The scalar product of two vectors $latex \vec{A}$ and $latex \vec{B}$ is denoted by $latex \vec{A} \cdot \vec{B}$. The result of the dot product is a scalar quantity.

If we know the magnitudes of the vectors and the angle between their directions, we can apply the following formula to find their scalar product:

$$\vec{A}\cdot \vec{B}=AB\cos(\theta)$$

where, $latex A$ and $latex B$ are the magnitudes of $latex \vec{A}$ and $latex \vec{B}$ respectively, and $latex \theta$ is the angle between the vectors.

To understand this formula, we can draw the vectors $latex \vec{A}$ and $latex \vec{B}$ with their tails at the same place:

The angle $latex \theta$ represents the angle between their directions and can range from 0° to 180°. The following figure shows the projection of the vector $latex \vec{B}$ in the direction of $latex \vec{A}$:

The projection shown is the component of $latex \vec{B}$ in the direction of $latex \vec{A}$ and is equal to $latex B \cos(\theta)$.
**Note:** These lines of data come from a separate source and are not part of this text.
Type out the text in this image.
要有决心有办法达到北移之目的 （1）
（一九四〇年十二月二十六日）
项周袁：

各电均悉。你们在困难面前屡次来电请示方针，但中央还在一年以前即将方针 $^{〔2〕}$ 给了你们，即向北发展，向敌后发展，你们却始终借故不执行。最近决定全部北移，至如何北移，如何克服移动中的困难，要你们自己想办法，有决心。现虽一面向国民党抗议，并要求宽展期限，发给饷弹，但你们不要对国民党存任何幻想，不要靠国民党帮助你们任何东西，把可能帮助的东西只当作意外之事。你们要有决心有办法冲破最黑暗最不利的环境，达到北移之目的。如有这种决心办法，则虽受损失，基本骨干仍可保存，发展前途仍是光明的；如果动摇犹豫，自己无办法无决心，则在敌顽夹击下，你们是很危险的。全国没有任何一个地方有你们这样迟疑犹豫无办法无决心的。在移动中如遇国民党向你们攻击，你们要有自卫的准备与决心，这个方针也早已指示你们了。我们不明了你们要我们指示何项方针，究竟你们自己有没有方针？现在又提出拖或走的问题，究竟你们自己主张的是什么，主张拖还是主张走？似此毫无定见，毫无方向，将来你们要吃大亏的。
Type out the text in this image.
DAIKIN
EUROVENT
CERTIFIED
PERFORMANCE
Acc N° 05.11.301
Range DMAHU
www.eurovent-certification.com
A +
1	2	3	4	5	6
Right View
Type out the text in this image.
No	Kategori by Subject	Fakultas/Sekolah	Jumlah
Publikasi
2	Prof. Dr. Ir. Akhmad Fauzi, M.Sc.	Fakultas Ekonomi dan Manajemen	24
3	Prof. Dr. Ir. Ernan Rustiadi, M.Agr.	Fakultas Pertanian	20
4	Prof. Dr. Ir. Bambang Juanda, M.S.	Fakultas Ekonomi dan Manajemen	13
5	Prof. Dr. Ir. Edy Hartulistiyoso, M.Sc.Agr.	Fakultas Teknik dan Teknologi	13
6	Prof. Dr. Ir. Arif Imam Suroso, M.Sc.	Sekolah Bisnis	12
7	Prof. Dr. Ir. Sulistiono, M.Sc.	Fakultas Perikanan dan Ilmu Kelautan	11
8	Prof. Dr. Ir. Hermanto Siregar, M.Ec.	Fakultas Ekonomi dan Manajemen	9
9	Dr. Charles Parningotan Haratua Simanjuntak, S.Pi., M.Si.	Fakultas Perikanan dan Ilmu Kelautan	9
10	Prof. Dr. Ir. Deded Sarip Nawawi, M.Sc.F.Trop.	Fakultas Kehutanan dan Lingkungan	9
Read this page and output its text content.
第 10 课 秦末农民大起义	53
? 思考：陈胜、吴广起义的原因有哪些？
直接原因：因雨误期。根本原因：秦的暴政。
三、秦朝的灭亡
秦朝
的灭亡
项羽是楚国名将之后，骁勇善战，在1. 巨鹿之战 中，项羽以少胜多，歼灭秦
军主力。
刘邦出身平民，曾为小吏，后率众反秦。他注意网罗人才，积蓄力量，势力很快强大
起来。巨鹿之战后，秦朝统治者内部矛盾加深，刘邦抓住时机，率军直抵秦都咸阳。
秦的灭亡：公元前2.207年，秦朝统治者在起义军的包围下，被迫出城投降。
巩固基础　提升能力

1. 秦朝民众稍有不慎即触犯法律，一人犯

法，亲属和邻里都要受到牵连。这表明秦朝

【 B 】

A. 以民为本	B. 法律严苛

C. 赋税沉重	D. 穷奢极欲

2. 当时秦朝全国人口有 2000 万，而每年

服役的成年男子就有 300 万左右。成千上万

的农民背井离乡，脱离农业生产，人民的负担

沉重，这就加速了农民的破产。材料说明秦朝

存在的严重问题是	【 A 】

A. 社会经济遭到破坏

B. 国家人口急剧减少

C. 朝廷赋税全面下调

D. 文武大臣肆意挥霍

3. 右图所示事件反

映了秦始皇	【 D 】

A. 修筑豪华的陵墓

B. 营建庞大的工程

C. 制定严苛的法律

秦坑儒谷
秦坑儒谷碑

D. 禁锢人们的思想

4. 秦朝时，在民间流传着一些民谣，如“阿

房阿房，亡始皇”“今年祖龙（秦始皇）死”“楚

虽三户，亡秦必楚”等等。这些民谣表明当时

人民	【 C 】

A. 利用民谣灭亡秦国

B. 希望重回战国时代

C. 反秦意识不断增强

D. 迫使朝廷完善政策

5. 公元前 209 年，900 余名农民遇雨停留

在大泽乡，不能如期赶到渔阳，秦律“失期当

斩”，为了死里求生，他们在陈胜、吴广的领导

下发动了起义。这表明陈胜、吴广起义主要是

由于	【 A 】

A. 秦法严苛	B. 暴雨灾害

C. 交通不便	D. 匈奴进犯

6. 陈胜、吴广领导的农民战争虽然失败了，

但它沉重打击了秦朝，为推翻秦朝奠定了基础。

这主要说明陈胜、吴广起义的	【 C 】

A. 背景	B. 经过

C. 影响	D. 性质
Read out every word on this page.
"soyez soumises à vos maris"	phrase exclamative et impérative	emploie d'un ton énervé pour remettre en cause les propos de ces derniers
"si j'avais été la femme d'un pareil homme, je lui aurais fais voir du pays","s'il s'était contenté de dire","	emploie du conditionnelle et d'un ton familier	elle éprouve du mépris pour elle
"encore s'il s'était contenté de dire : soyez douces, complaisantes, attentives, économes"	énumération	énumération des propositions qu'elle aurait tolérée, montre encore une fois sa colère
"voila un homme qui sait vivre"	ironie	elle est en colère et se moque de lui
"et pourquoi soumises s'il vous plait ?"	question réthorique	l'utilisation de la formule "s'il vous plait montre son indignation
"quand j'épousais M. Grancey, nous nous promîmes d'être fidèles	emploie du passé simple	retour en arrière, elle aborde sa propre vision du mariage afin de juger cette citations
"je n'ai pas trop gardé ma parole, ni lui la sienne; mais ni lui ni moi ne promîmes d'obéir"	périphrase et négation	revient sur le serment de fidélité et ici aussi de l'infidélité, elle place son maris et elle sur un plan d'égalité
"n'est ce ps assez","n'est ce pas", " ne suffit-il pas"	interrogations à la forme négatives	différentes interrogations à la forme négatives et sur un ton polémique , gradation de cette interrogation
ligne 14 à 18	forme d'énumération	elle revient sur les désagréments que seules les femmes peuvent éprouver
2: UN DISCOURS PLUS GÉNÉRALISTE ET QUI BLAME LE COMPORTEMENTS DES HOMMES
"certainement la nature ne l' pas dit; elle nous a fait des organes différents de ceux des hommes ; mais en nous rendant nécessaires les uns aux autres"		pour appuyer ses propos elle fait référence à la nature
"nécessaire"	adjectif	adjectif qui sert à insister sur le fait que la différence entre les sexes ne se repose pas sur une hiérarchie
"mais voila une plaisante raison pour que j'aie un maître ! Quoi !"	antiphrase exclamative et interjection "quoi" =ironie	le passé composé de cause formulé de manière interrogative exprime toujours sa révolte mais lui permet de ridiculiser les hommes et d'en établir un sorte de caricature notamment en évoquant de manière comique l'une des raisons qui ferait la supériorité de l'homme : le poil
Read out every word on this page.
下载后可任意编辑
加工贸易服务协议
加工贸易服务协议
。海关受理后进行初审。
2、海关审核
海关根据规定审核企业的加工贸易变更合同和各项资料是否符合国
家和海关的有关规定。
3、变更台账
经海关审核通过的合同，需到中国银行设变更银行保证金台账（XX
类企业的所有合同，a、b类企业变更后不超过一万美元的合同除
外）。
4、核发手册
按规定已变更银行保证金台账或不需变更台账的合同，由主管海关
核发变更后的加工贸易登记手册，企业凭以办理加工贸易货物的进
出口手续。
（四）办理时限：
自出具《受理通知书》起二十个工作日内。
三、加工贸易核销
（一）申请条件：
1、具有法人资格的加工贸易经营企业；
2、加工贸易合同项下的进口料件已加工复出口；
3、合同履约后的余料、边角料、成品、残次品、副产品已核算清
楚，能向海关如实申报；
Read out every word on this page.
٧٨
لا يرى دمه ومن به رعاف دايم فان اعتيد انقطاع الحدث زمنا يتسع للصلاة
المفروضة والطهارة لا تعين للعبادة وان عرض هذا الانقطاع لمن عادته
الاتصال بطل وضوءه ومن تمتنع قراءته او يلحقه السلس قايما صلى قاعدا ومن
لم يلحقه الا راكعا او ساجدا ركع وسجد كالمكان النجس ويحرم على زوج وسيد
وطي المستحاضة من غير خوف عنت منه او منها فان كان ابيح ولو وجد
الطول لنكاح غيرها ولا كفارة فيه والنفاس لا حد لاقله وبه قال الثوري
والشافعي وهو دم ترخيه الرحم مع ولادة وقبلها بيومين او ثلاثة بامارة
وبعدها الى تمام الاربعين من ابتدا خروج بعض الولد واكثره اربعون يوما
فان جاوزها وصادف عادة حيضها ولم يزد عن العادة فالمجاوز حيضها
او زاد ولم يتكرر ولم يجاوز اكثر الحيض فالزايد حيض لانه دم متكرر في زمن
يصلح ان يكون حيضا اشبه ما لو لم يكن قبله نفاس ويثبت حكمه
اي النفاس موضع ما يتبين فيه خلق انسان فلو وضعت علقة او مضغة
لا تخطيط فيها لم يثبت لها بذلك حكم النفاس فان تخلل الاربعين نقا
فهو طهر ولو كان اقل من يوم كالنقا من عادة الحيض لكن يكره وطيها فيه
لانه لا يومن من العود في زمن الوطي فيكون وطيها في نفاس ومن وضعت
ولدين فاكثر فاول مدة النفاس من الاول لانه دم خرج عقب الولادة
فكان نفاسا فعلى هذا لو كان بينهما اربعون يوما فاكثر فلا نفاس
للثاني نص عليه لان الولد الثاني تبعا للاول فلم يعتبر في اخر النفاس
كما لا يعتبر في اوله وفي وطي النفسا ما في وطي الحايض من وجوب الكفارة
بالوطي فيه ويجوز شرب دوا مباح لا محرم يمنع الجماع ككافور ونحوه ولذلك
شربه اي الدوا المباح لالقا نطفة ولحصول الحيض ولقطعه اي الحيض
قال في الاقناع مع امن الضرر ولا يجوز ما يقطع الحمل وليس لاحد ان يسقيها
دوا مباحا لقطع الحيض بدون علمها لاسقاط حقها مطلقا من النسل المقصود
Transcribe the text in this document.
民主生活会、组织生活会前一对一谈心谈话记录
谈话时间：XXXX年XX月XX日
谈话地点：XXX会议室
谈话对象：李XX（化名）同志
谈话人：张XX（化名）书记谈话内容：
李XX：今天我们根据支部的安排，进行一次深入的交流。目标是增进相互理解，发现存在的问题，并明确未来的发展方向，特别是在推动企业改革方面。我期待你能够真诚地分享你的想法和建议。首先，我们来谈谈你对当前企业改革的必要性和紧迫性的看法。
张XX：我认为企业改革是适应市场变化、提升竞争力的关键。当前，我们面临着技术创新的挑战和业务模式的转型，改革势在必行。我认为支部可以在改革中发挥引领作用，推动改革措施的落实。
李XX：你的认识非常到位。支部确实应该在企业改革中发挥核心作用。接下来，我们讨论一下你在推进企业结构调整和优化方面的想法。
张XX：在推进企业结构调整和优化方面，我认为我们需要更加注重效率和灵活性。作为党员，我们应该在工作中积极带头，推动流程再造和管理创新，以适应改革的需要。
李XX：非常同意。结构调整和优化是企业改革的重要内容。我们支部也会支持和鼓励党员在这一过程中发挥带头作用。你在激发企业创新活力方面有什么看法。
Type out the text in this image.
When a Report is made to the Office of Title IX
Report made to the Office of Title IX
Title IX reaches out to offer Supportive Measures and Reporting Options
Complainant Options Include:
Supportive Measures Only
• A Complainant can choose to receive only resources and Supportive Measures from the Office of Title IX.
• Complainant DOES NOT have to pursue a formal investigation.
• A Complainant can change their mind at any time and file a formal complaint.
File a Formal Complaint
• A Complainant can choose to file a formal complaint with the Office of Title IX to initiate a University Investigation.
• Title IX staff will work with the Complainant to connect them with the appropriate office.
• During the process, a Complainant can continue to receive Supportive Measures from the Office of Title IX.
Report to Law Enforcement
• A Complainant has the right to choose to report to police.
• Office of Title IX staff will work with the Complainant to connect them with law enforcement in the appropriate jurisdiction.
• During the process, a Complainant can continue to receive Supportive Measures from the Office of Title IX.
This means that the scalar product $latex \vec{A}$ is equal to the magnitude of $latex \vec{A}$ multiplied by the component of $latex \vec{B}$ in the direction of $latex \vec{A}$.

Alternatively, we can also define $latex \vec{A}$ as the magnitude of $latex \vec{B}$ multiplied by the component of $latex \vec{A}$ in the direction of $latex \vec{B}$.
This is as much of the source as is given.